Ebola: Lessons from Guinea

Interview with Ms Jacqueline Sultan, Minister of Agriculture, led by Julia Wanjiru, Lomé, 4 March 2015

What lessons do you draw from the Ebola epidemic in Guinea?

This crisis has been a huge lesson, learned through a great deal of pain obviously. This is an unexpected event that we had no knowledge of, a completely new disease for us. We thought it was something that could happen only in Central Africa, and suddenly it was discovered in West Africa, with all of the hysteria and misconceptions that come with it.

Ebola has made us aware of the weakness of our health system and our lack of readiness to respond. Beyond the shortcomings of our health services, we were also confronted with the lack of understanding in our entire population. We had to integrate this dimension into the sensitisation system. Obviously we were extremely cautious before deciding on the approach to take to combat and control the epidemic. Until then, in Central Africa, Ebola had developed in very confined, remote rural areas. This is the first time we have seen the epidemic leave its area of origin, travel a thousand kilometres and take root in a capital city.

Guinea struggled and debated for months over more or less random approaches to control the disease. There were no laboratories, community services, etcetera, that were ready to act. This trial and error approach lost us at least six months which allowed the epidemic to spread over a large part of our territory and beyond the borders.

It does not really matter where the epidemic originated. The fact is that it exploded in our country and in neighbouring countries - Sierra Leone and Liberia - but prompted different reactions from partners and brotherly countries. In Guinea, we felt a little alone; at times there was a feeling that some research organisations came to see but were not there to respond and give us answers. In Liberia, on the contrary, there was an extremely strong, fast and powerful response from the United States with the arrival of the Marines and a comprehensive approach. Britain, meanwhile, attended to Sierra Leone. There were three different responses in three countries that were suffering the same epidemic.

What was the role of the media?

The media, both local and international, have contributed to sensationalising the epidemic. Perhaps they had no other news at that time. Whatever the reason, we have been the object of great stigma in the eyes of international opinion, yet without benefit of an effective reaction in relation to what Guinea, a country in danger, a country in distress, might expect. We had extremely alarming news clips, stigmatising countries, giving sometimes contradictory information from various partners who did not necessarily have practical knowledge of this disease. The media frenzy is also explained by the fact that this was a first for the world, to see that Ebola could not be circumscribed and could cross barriers, jump continents and become a global health problem.

 

How would you explain public distrust toward the treatment centres?

We understand this reaction because it reflects a lack of information and conflicting discourses. Initially, Ebola was presented as a lethal disease with a quasi 100% death rate, which provoked great distrust in our health services. People thought that they would die in the hospital once they had Ebola. In Guinea, we have a survival rate of 57%. It was something new that even major laboratories and international health agencies had not expected at all. This shows that Ebola in West Africa is a whole other epidemic, different from that of Central Africa, and therefore requires a different approach.

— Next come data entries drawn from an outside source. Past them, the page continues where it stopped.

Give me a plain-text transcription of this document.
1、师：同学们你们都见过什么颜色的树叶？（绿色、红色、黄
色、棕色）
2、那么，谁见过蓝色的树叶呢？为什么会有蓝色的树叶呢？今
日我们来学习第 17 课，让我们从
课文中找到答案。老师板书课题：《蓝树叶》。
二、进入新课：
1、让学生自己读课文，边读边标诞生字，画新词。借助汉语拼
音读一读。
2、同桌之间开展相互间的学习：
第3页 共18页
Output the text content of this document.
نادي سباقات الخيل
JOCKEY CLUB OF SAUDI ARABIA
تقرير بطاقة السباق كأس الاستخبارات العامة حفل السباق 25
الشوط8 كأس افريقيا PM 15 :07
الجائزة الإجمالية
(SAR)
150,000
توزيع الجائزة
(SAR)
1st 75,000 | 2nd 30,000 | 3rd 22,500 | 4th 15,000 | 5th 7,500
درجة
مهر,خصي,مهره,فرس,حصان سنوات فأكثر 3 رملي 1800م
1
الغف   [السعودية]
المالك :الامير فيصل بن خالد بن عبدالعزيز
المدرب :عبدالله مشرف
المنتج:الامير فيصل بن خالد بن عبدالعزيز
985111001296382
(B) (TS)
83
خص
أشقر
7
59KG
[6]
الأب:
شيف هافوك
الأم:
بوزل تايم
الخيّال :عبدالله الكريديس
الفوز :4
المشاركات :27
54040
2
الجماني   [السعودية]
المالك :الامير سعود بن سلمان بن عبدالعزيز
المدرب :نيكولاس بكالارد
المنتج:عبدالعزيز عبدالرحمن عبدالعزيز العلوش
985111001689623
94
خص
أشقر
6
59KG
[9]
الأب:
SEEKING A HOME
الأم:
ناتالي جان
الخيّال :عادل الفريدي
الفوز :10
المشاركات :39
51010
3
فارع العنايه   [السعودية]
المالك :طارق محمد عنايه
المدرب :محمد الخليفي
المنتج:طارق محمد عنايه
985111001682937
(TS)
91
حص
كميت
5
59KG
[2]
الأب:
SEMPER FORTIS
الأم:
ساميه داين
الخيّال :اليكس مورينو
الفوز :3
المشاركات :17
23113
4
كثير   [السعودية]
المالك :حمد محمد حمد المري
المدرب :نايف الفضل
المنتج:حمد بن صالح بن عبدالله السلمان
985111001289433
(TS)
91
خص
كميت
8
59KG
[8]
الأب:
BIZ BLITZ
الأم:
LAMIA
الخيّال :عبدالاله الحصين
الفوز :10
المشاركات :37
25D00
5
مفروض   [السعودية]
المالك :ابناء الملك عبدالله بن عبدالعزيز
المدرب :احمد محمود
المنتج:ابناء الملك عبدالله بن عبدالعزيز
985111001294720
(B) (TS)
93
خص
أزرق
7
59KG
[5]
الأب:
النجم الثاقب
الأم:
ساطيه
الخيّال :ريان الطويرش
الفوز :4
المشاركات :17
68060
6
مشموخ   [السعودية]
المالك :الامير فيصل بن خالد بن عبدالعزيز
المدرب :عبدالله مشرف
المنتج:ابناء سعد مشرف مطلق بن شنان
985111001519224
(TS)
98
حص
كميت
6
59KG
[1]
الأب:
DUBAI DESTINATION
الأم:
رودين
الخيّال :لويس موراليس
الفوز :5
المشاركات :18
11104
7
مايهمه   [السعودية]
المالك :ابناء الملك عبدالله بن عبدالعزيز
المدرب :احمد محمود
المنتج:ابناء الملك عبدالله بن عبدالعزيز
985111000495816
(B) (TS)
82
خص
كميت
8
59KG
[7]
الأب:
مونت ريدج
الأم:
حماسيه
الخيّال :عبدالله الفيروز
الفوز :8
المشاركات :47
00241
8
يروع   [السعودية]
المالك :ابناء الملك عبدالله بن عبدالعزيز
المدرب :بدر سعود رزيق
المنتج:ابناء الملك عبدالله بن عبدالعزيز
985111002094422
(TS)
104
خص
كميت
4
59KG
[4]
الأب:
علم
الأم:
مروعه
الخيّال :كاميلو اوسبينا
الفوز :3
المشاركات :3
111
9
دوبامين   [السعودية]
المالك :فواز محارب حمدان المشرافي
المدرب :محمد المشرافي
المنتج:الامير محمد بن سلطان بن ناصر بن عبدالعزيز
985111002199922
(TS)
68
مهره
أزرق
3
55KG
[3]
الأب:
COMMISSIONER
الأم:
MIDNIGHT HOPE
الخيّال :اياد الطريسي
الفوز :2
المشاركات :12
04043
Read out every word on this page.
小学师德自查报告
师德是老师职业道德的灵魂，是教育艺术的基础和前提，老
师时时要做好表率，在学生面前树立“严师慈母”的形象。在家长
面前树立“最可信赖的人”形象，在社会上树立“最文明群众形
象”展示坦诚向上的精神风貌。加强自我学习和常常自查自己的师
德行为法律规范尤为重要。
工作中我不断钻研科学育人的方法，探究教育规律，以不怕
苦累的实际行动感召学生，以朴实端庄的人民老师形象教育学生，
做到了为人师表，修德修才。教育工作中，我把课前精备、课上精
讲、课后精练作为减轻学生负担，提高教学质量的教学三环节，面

This is the lesson that we are learning in West Africa and in Guinea: This epidemic is different. "No 100% death rate, you can recover if you seek medical attention early on", was a primary message!

 

Who are the victims?

Rural areas paid the highest price. I also want to underscore that we had a lot more deaths of women, because it is women who cared for the sick and for children. When there is an epidemic, women are always on the frontline.

 

How would you assess the reaction from partners?

I think that there is an important lesson to draw. The partners came, each with their methodology, each with their approach, and there was no co-ordination. There was an extraordinary loss of time. Each reflected in his corner without a common vision of the whole, without the capacity to benefit from the help of partners. Treatment centres arrived eight months after the decision was taken to establish them. The very lengthy procedures made it so that help arrived a little late to address certain emergencies.

In addition, while local healthcare was absolutely urgent, the relocation of patients was favoured initially. Besides, being transported from one place to another was also a vector for spreading the disease.

Finally, each partner raised funds individually with its own agendas instead of developing a common agenda. We know that similar initiatives - for example health monitoring systems - were conducted in parallel, without co-ordination and at very different costs. I think this also is one of the important lessons. Millions of dollars were mobilised, but we do not have a clear vision of how this money was spent. This is what created a veritable business, and we regretted the lack of co-ordination of our partners' actions.

In this instance, we would have liked to have AGIR better co-ordinate a common response, an alliance whose main purpose would be to react to such crises by providing a unifying framework for action. That is why we are calling on all stakeholders to ensure that the operational capacity to respond to such crises is quickly established. I believe that there are lessons to be learned in terms of approach, and AGIR is an inspiration.